2.2.    De rechtbank is voorts terecht tot het oordeel gekomen dat [partij] als belanghebbende als bedoeld in artikel 1:2, eerste lid, van de Awb kan worden aangemerkt, omdat [partij] woont tegenover de samen te voegen percelen en daar bovendien zicht op heeft. De omstandigheid dat de afstand van zijn woning tot de gedempte sloot 150 m is en hij door de situering van een andere woning slechts zicht had op het einde van die sloot, kan daar niet aan afdoen. Daarbij neemt de Afdeling in aanmerking dat de woning van [partij] en de percelen waarop de gevraagde aanlegvergunning ziet zijn gelegen in het buitengebied waar zich slechts weinig bebouwing bevindt. Het dempen van de sloot heeft daarom wel dusdanige betekenis dat niet kan worden staande gehouden dat [partij] door het besluit van 28 november 2000 niet rechtstreeks in zijn belang is getroffen.

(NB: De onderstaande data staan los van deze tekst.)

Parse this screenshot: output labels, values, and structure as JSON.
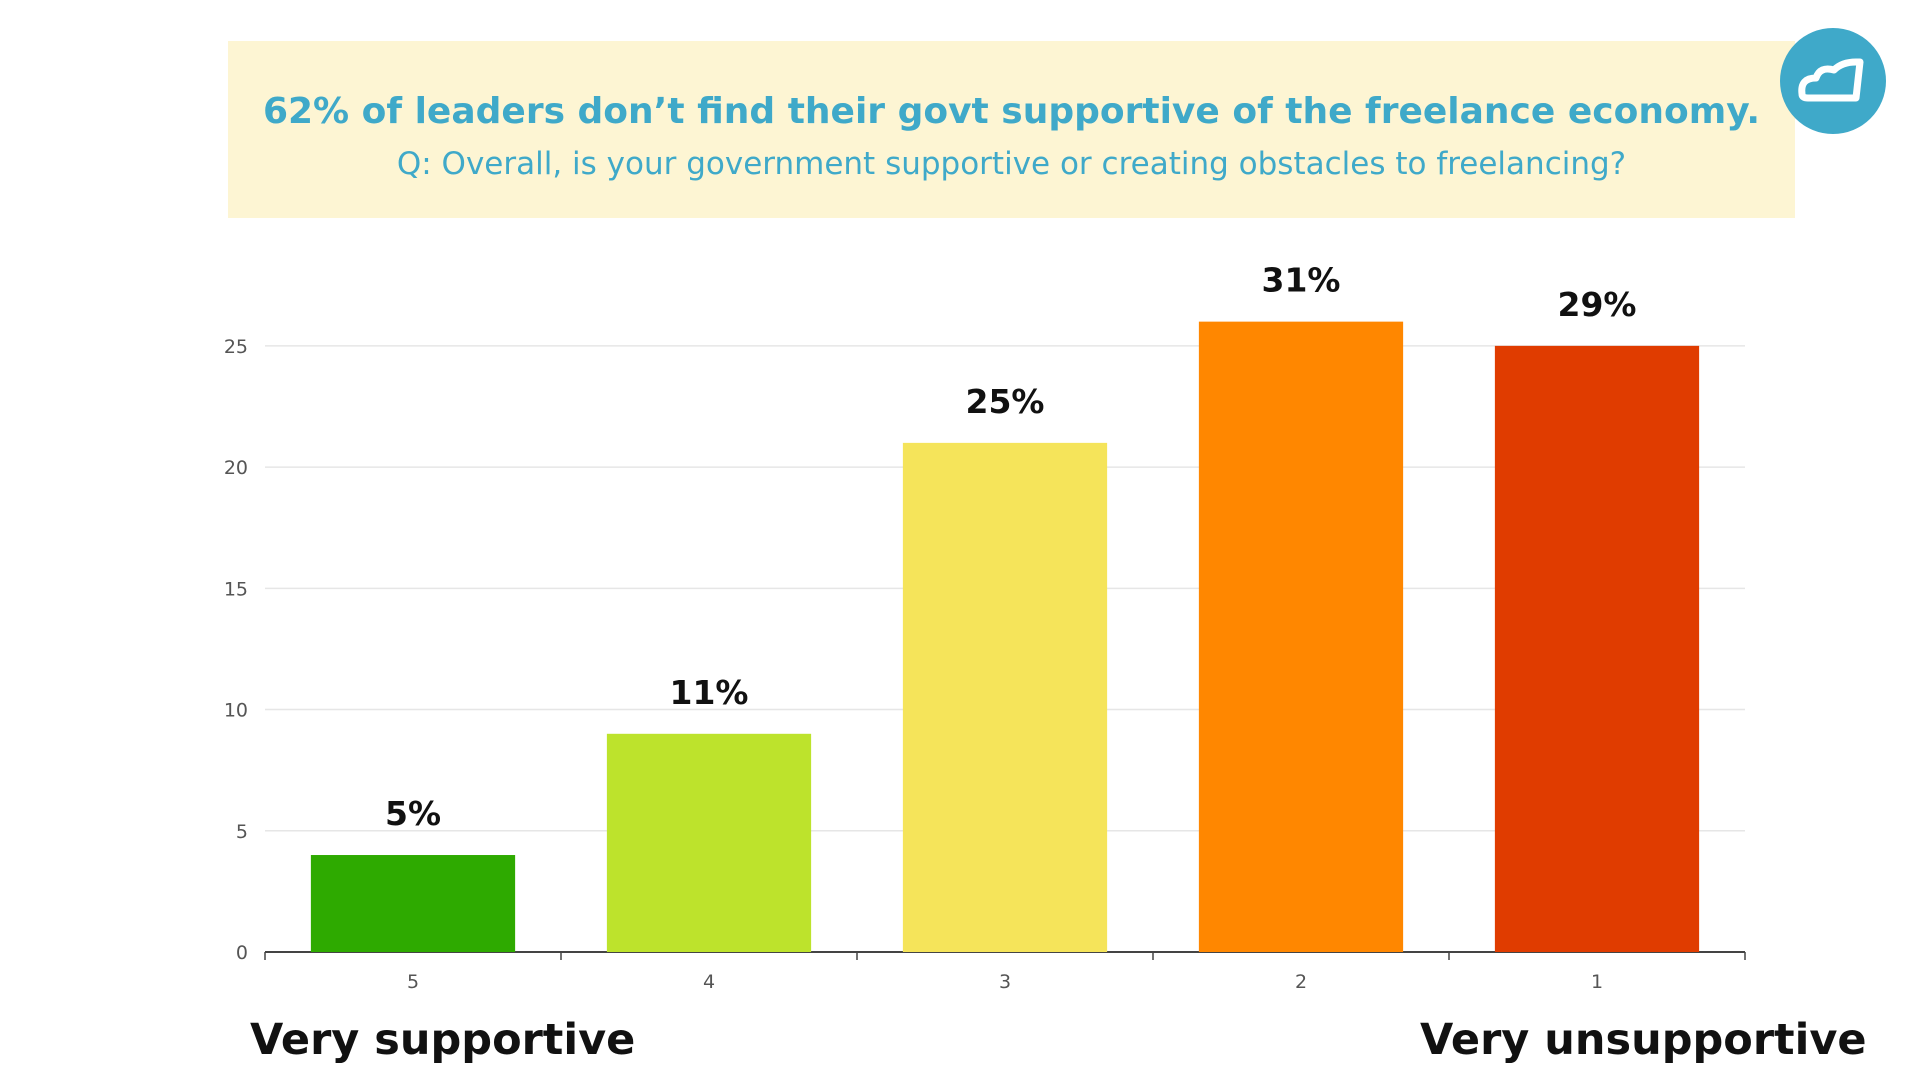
{
  "header": {
    "headline": "62% of leaders don’t find their govt supportive of the freelance economy.",
    "question": "Q: Overall, is your government supportive or creating obstacles to freelancing?"
  },
  "logo": {
    "icon": "cloud-logo-icon",
    "color": "#3fa9c9"
  },
  "chart_data": {
    "type": "bar",
    "categories": [
      "5",
      "4",
      "3",
      "2",
      "1"
    ],
    "values": [
      4,
      9,
      21,
      26,
      25
    ],
    "data_labels": [
      "5%",
      "11%",
      "25%",
      "31%",
      "29%"
    ],
    "colors": [
      "#2eaa00",
      "#bde32c",
      "#f5e45a",
      "#ff8700",
      "#e03c00"
    ],
    "yticks": [
      0,
      5,
      10,
      15,
      20,
      25
    ],
    "ylim": [
      0,
      27
    ],
    "grid": true
  },
  "scale_labels": {
    "left": "Very supportive",
    "right": "Very unsupportive"
  }
}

2.3.    Ingevolge het ter plaatse geldende bestemmingsplan "Landelijk gebied 1998" hebben de gronden waar de geweigerde aanlegvergunning op ziet de bestemming "Agrarische doeleinden, tevens gronden met cultuurhistorische en landschappelijke waarden".

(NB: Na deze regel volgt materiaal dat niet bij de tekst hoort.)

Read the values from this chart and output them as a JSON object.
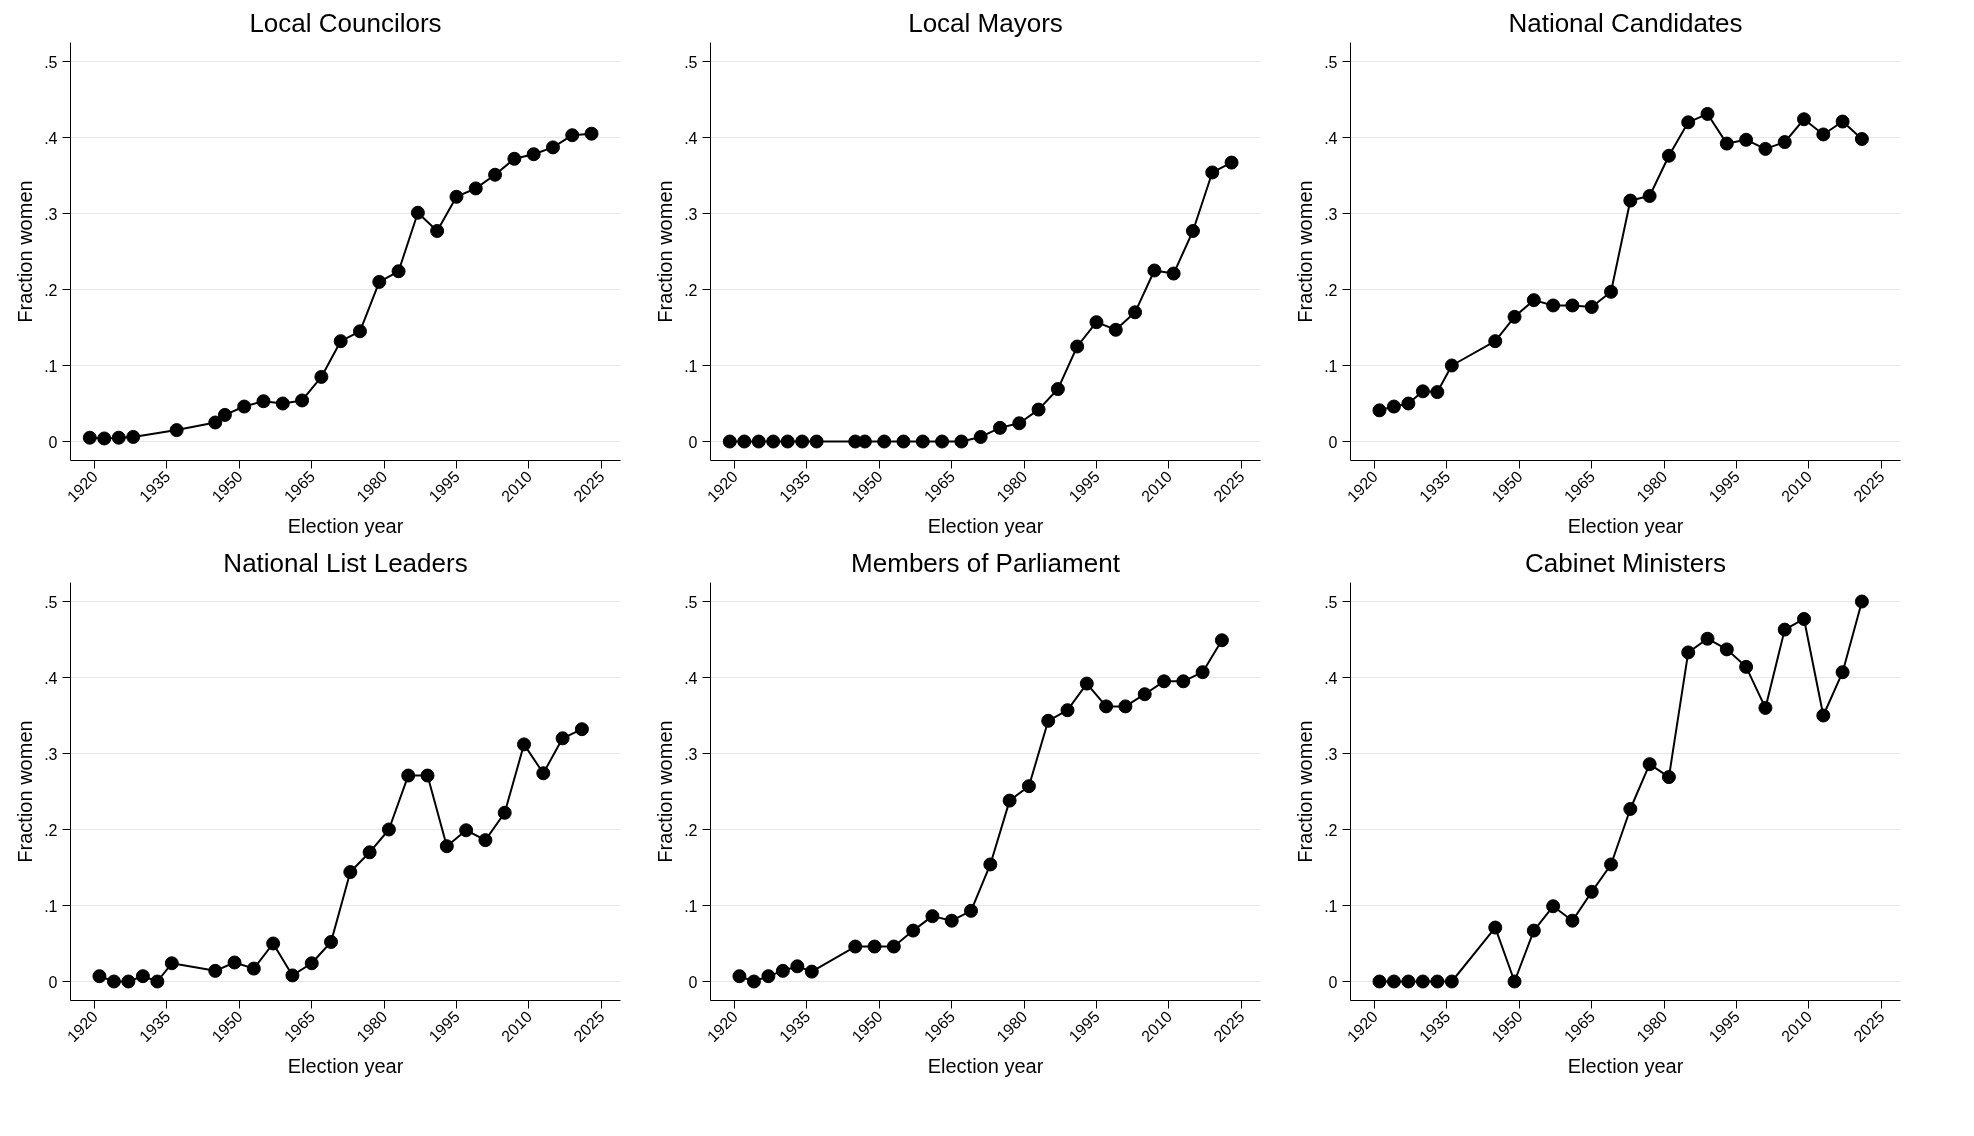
{
  "chart_data": [
    {
      "type": "line",
      "title": "Local Councilors",
      "xlabel": "Election year",
      "ylabel": "Fraction women",
      "marker": "circle",
      "line_style": "solid",
      "grid": "y",
      "xlim": [
        1915,
        2029
      ],
      "ylim": [
        -0.025,
        0.525
      ],
      "xticks": [
        1920,
        1935,
        1950,
        1965,
        1980,
        1995,
        2010,
        2025
      ],
      "yticks": [
        0,
        {
          "value": 0.1,
          "label": ".1"
        },
        {
          "value": 0.2,
          "label": ".2"
        },
        {
          "value": 0.3,
          "label": ".3"
        },
        {
          "value": 0.4,
          "label": ".4"
        },
        {
          "value": 0.5,
          "label": ".5"
        }
      ],
      "series": [
        {
          "color": "#000000",
          "x": [
            1919,
            1922,
            1925,
            1928,
            1937,
            1945,
            1947,
            1951,
            1955,
            1959,
            1963,
            1967,
            1971,
            1975,
            1979,
            1983,
            1987,
            1991,
            1995,
            1999,
            2003,
            2007,
            2011,
            2015,
            2019,
            2023
          ],
          "values": [
            0.005,
            0.004,
            0.005,
            0.006,
            0.015,
            0.025,
            0.035,
            0.046,
            0.053,
            0.05,
            0.054,
            0.085,
            0.132,
            0.145,
            0.21,
            0.224,
            0.301,
            0.277,
            0.322,
            0.333,
            0.351,
            0.372,
            0.378,
            0.387,
            0.403,
            0.405
          ]
        }
      ]
    },
    {
      "type": "line",
      "title": "Local Mayors",
      "xlabel": "Election year",
      "ylabel": "Fraction women",
      "marker": "circle",
      "line_style": "solid",
      "grid": "y",
      "xlim": [
        1915,
        2029
      ],
      "ylim": [
        -0.025,
        0.525
      ],
      "xticks": [
        1920,
        1935,
        1950,
        1965,
        1980,
        1995,
        2010,
        2025
      ],
      "yticks": [
        0,
        {
          "value": 0.1,
          "label": ".1"
        },
        {
          "value": 0.2,
          "label": ".2"
        },
        {
          "value": 0.3,
          "label": ".3"
        },
        {
          "value": 0.4,
          "label": ".4"
        },
        {
          "value": 0.5,
          "label": ".5"
        }
      ],
      "series": [
        {
          "color": "#000000",
          "x": [
            1919,
            1922,
            1925,
            1928,
            1931,
            1934,
            1937,
            1945,
            1947,
            1951,
            1955,
            1959,
            1963,
            1967,
            1971,
            1975,
            1979,
            1983,
            1987,
            1991,
            1995,
            1999,
            2003,
            2007,
            2011,
            2015,
            2019,
            2023
          ],
          "values": [
            0,
            0,
            0,
            0,
            0,
            0,
            0,
            0,
            0,
            0,
            0,
            0,
            0,
            0,
            0.006,
            0.018,
            0.024,
            0.042,
            0.069,
            0.125,
            0.157,
            0.147,
            0.17,
            0.225,
            0.221,
            0.277,
            0.354,
            0.367
          ]
        }
      ]
    },
    {
      "type": "line",
      "title": "National Candidates",
      "xlabel": "Election year",
      "ylabel": "Fraction women",
      "marker": "circle",
      "line_style": "solid",
      "grid": "y",
      "xlim": [
        1915,
        2029
      ],
      "ylim": [
        -0.025,
        0.525
      ],
      "xticks": [
        1920,
        1935,
        1950,
        1965,
        1980,
        1995,
        2010,
        2025
      ],
      "yticks": [
        0,
        {
          "value": 0.1,
          "label": ".1"
        },
        {
          "value": 0.2,
          "label": ".2"
        },
        {
          "value": 0.3,
          "label": ".3"
        },
        {
          "value": 0.4,
          "label": ".4"
        },
        {
          "value": 0.5,
          "label": ".5"
        }
      ],
      "series": [
        {
          "color": "#000000",
          "x": [
            1921,
            1924,
            1927,
            1930,
            1933,
            1936,
            1945,
            1949,
            1953,
            1957,
            1961,
            1965,
            1969,
            1973,
            1977,
            1981,
            1985,
            1989,
            1993,
            1997,
            2001,
            2005,
            2009,
            2013,
            2017,
            2021
          ],
          "values": [
            0.041,
            0.046,
            0.05,
            0.066,
            0.065,
            0.1,
            0.132,
            0.164,
            0.186,
            0.179,
            0.179,
            0.177,
            0.197,
            0.317,
            0.323,
            0.376,
            0.42,
            0.431,
            0.392,
            0.397,
            0.385,
            0.394,
            0.424,
            0.404,
            0.421,
            0.398
          ]
        }
      ]
    },
    {
      "type": "line",
      "title": "National List Leaders",
      "xlabel": "Election year",
      "ylabel": "Fraction women",
      "marker": "circle",
      "line_style": "solid",
      "grid": "y",
      "xlim": [
        1915,
        2029
      ],
      "ylim": [
        -0.025,
        0.525
      ],
      "xticks": [
        1920,
        1935,
        1950,
        1965,
        1980,
        1995,
        2010,
        2025
      ],
      "yticks": [
        0,
        {
          "value": 0.1,
          "label": ".1"
        },
        {
          "value": 0.2,
          "label": ".2"
        },
        {
          "value": 0.3,
          "label": ".3"
        },
        {
          "value": 0.4,
          "label": ".4"
        },
        {
          "value": 0.5,
          "label": ".5"
        }
      ],
      "series": [
        {
          "color": "#000000",
          "x": [
            1921,
            1924,
            1927,
            1930,
            1933,
            1936,
            1945,
            1949,
            1953,
            1957,
            1961,
            1965,
            1969,
            1973,
            1977,
            1981,
            1985,
            1989,
            1993,
            1997,
            2001,
            2005,
            2009,
            2013,
            2017,
            2021
          ],
          "values": [
            0.007,
            0,
            0,
            0.007,
            0,
            0.024,
            0.014,
            0.025,
            0.017,
            0.05,
            0.008,
            0.024,
            0.052,
            0.144,
            0.17,
            0.2,
            0.271,
            0.271,
            0.178,
            0.199,
            0.186,
            0.222,
            0.312,
            0.274,
            0.32,
            0.332
          ]
        }
      ]
    },
    {
      "type": "line",
      "title": "Members of Parliament",
      "xlabel": "Election year",
      "ylabel": "Fraction women",
      "marker": "circle",
      "line_style": "solid",
      "grid": "y",
      "xlim": [
        1915,
        2029
      ],
      "ylim": [
        -0.025,
        0.525
      ],
      "xticks": [
        1920,
        1935,
        1950,
        1965,
        1980,
        1995,
        2010,
        2025
      ],
      "yticks": [
        0,
        {
          "value": 0.1,
          "label": ".1"
        },
        {
          "value": 0.2,
          "label": ".2"
        },
        {
          "value": 0.3,
          "label": ".3"
        },
        {
          "value": 0.4,
          "label": ".4"
        },
        {
          "value": 0.5,
          "label": ".5"
        }
      ],
      "series": [
        {
          "color": "#000000",
          "x": [
            1921,
            1924,
            1927,
            1930,
            1933,
            1936,
            1945,
            1949,
            1953,
            1957,
            1961,
            1965,
            1969,
            1973,
            1977,
            1981,
            1985,
            1989,
            1993,
            1997,
            2001,
            2005,
            2009,
            2013,
            2017,
            2021
          ],
          "values": [
            0.007,
            0,
            0.007,
            0.014,
            0.02,
            0.013,
            0.046,
            0.046,
            0.046,
            0.067,
            0.086,
            0.08,
            0.093,
            0.154,
            0.238,
            0.257,
            0.343,
            0.357,
            0.392,
            0.362,
            0.362,
            0.378,
            0.395,
            0.395,
            0.407,
            0.449
          ]
        }
      ]
    },
    {
      "type": "line",
      "title": "Cabinet Ministers",
      "xlabel": "Election year",
      "ylabel": "Fraction women",
      "marker": "circle",
      "line_style": "solid",
      "grid": "y",
      "xlim": [
        1915,
        2029
      ],
      "ylim": [
        -0.025,
        0.525
      ],
      "xticks": [
        1920,
        1935,
        1950,
        1965,
        1980,
        1995,
        2010,
        2025
      ],
      "yticks": [
        0,
        {
          "value": 0.1,
          "label": ".1"
        },
        {
          "value": 0.2,
          "label": ".2"
        },
        {
          "value": 0.3,
          "label": ".3"
        },
        {
          "value": 0.4,
          "label": ".4"
        },
        {
          "value": 0.5,
          "label": ".5"
        }
      ],
      "series": [
        {
          "color": "#000000",
          "x": [
            1921,
            1924,
            1927,
            1930,
            1933,
            1936,
            1945,
            1949,
            1953,
            1957,
            1961,
            1965,
            1969,
            1973,
            1977,
            1981,
            1985,
            1989,
            1993,
            1997,
            2001,
            2005,
            2009,
            2013,
            2017,
            2021
          ],
          "values": [
            0,
            0,
            0,
            0,
            0,
            0,
            0.071,
            0,
            0.067,
            0.099,
            0.08,
            0.118,
            0.154,
            0.227,
            0.286,
            0.269,
            0.433,
            0.451,
            0.437,
            0.414,
            0.36,
            0.463,
            0.477,
            0.35,
            0.407,
            0.5
          ]
        }
      ]
    }
  ]
}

Ingevolge artikel 7, eerste lid, onderdeel a, van de planvoorschriften zijn deze gronden, met inachtneming van het bepaalde in artikel 4, bestemd voor de uitoefening van reële en volwaardige agrarische bedrijven met de daarbij behorende bouwwerken (…).
Tevens zijn deze gronden bestemd voor:
- het behoud of herstel van de daar voorkomende landschapselementen;
- het behoud van de cultuurhistorische verkaveling in de op de kaart aangegeven zones "cultuurhistorisch kerngebied" en de archeologische waarde waar dit op de kaart middels de aanduiding "meldingslocatie archeologische waarden" staat aangegeven;
- behoud van de cultuurhistorische hoofdverkavelingsvorm in de gebieden buiten deze zones;
- het behoud en/of herstel van de daar voorkomende dan wel daaraan eigen kenmerkende openheid;
(…).
Ingevolge artikel 7, vierde lid, onderdeel a, is het verboden op of in de in het eerste lid bedoelde gronden, voorzover deze zijn gelegen buiten de op de kaart aangegeven agrarische bebouwingsvakken, zonder of in afwijking van een schriftelijke vergunning van burgemeester en wethouders, de navolgende werken, geen bouwwerken zijnde, of werkzaamheden uit te voeren:
(…);
7. het graven, vergraven of dichten van waterlopen en waterpartijen, vijvers e.d. en het maken van dammen;
(…).
Ingevolge het zesde lid, onderdeel a, zijn de werken of werkzaamheden krachtens aanlegvergunning, als bedoeld in lid 4, slechts toelaatbaar, indien door die werken of werkzaamheden, dan wel door de gevolgen daarvan, hetzij direct, hetzij indirect te verwachten is, dat de landschappelijke en cultuurhistorische waarde, en, indien specifiek op de kaart aangegeven met de aanduiding "cultuurhistorisch kerngebied", de cultuurhistorische verkaveling en de archeologische waarde, op niet-onaanvaardbare wijze worden of niet-onaanvaardbaar kunnen worden aangetast, dan wel de mogelijkheden tot herstel of het veilig stellen van de waarden niet-onaanvaardbaar worden of kunnen worden verkleind, in welk geval vergunning wordt verleend.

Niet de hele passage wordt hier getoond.